Il ne faut pas que j’aille plus loin. Trouver une solution. Sur ma gauche, deux cols se rejoignent là haut. Il faut que j’y monte. Du sommet, je verrai au loin, j’essaierai de m’y repérer. Mais l’escalade me prend une heure. Une heure au milieu de fougères plus hautes que moi, à éviter les trous creusés par les multiples sources. Et puis d’immenses rochers que la verdure avait cachés et qu’il me faut soit contourner, soit escalader. Mais j’ai l’espoir, l’espoir que de là-haut je verrai la sortie. Je pense à l’eau que j’ai laissée dans la voiture. C’est cela mon objectif. L’eau de la voiture. Vider d’un trait le litre et demi. Puis m’arrêter au premier café et boire deux bières bien fraîches. Mais je dois m’arrêter toutes les cinq minutes. C’est éreintant. Chaque effort me parait surhumain. Et puis, j’ai peur d’une mauvaise surprise au sommet. Et de fait j’y suis et je suis face à un nouveau sommet, un nouveau col à franchir et aucun repère. Je hurle de rage. J’EN AI MAAAAAAARRE. Je maudis Dieu et tous les saints. Je m’en veux : c’est moi le vieux fou cette foi et non plus Ramon. Que croyais-tu ? C’est la Sierra de Gredos ici, une des plus grandiose d’Espagne. Tu croyais que tes marches jusque Juprelle t’y avaient préparé ? Vieux fou, voila ce que je suis. Voila ce que diraient mes enfants : VIEUX FOU !!!

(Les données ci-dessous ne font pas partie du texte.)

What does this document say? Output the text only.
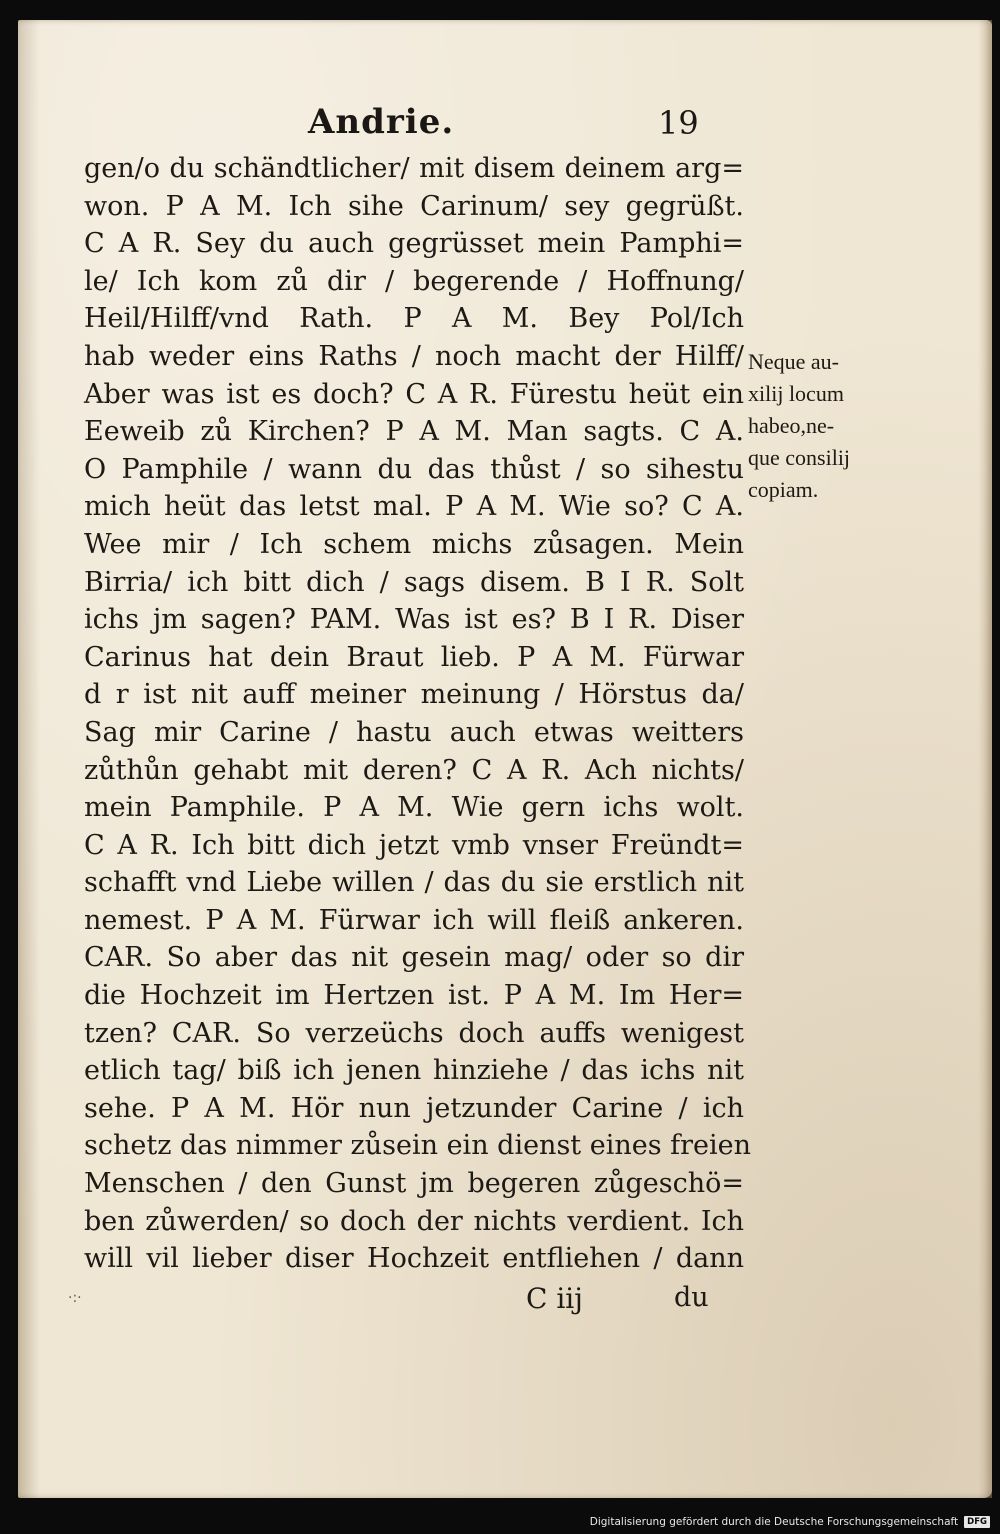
Andrie.	19
gen/o du schändtlicher/ mit disem deinem arg=
won. P A M. Ich sihe Carinum/ sey gegrüßt.
C A R. Sey du auch gegrüsset mein Pamphi=
le/ Ich kom zů dir / begerende / Hoffnung/
Heil/Hilff/vnd Rath. P A M. Bey Pol/Ich
hab weder eins Raths / noch macht der Hilff/
Aber was ist es doch? C A R. Fürestu heüt ein
Eeweib zů Kirchen? P A M. Man sagts. C A.
O Pamphile / wann du das thůst / so sihestu
mich heüt das letst mal. P A M. Wie so? C A.
Wee mir / Ich schem michs zůsagen. Mein
Birria/ ich bitt dich / sags disem. B I R. Solt
ichs jm sagen? PAM. Was ist es? B I R. Diser
Carinus hat dein Braut lieb. P A M. Fürwar
d r ist nit auff meiner meinung / Hörstus da/
Sag mir Carine / hastu auch etwas weitters
zůthůn gehabt mit deren? C A R. Ach nichts/
mein Pamphile. P A M. Wie gern ichs wolt.
C A R. Ich bitt dich jetzt vmb vnser Freündt=
schafft vnd Liebe willen / das du sie erstlich nit
nemest. P A M. Fürwar ich will fleiß ankeren.
CAR. So aber das nit gesein mag/ oder so dir
die Hochzeit im Hertzen ist. P A M. Im Her=
tzen? CAR. So verzeüchs doch auffs wenigest
etlich tag/ biß ich jenen hinziehe / das ichs nit
sehe. P A M. Hör nun jetzunder Carine / ich
schetz das nimmer zůsein ein dienst eines freien
Menschen / den Gunst jm begeren zůgeschö=
ben zůwerden/ so doch der nichts verdient. Ich
will vil lieber diser Hochzeit entfliehen / dann
Neque au-
xilij locum
habeo,ne-
que consilij
copiam.
·:·	C iij	du
Digitalisierung gefördert durch die Deutsche Forschungsgemeinschaft	DFG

Je regarde autour de moi. A 360 degrés, la montagne, les défilés. Je ne m’en sortirai jamais seul. Je ne vois pas où aller et je suis à bout de force. Est-ce qu’un fermier viendra voir son bétail ? Mais quand ? Est-ce qu’un hélicoptère passera ? Il faut que je téléphone et lance un appel au secours. Mais l’appareil est impitoyable et affiche : « il n’y a pas de réseau mobile ». De nouveau je hurle et frappe l’herbe et les pierres de mon bâton. Je vais crever ici. 
Parmi le bétail, il n’y a que génisses et veaux. Pas de lait dont je pourrais me nourrir. Je vois les chèvres sauter sur les rochers. Je n’ai aucune chance de mettre la main dessus. Une seule chose à faire, me coucher, dormir et espérer que ce soir, cette nuit, l’alerte soit lancée, qu’on me retrouve et m’évacue. Je me façonne un lit dans l’herbe, contre un rocher. Mon sac à dos me sert de coussin. Depuis que Agnès m’a fait un EMDR sous hypnose, comme pour les anciens du Vietnam,  je n’ai plus peur de rien, ni des loups, ni des chiens, ni des vipères. Même pas de mourir. Mais je m’en veux. J’ai fini ma chronique sur Avila et elle ne partira pas. Et Marlène. Me perdre en Espagne. Dans une aventure dont elle se méfiait depuis le début. Mais nous avons été heureux ensemble. C’est cela qui comptera le plus.
C’est bon comme cela, cela suffit. C’est fini. Et très vite, je m’endors. Je rêve. Non, pas de cauchemars. Au contraire, un rêve plaisant. Nous rions au restaurant avec des amis.
Je crois n’avoir pas dormi plus de 20 minutes. Autour de moi rien n’a changé. La montagne partout. Sauf que maintenant « pega el sol » comme disent les espagnols. Le soleil tape.
Mais souvent une sieste, cela me relance pour le reste de la journée. Tu vas réagir maintenant, me dis-je. Pense aux tiens. Réfléchis. Tu dois t’en sortir. Et seul. Personne ne viendra te chercher.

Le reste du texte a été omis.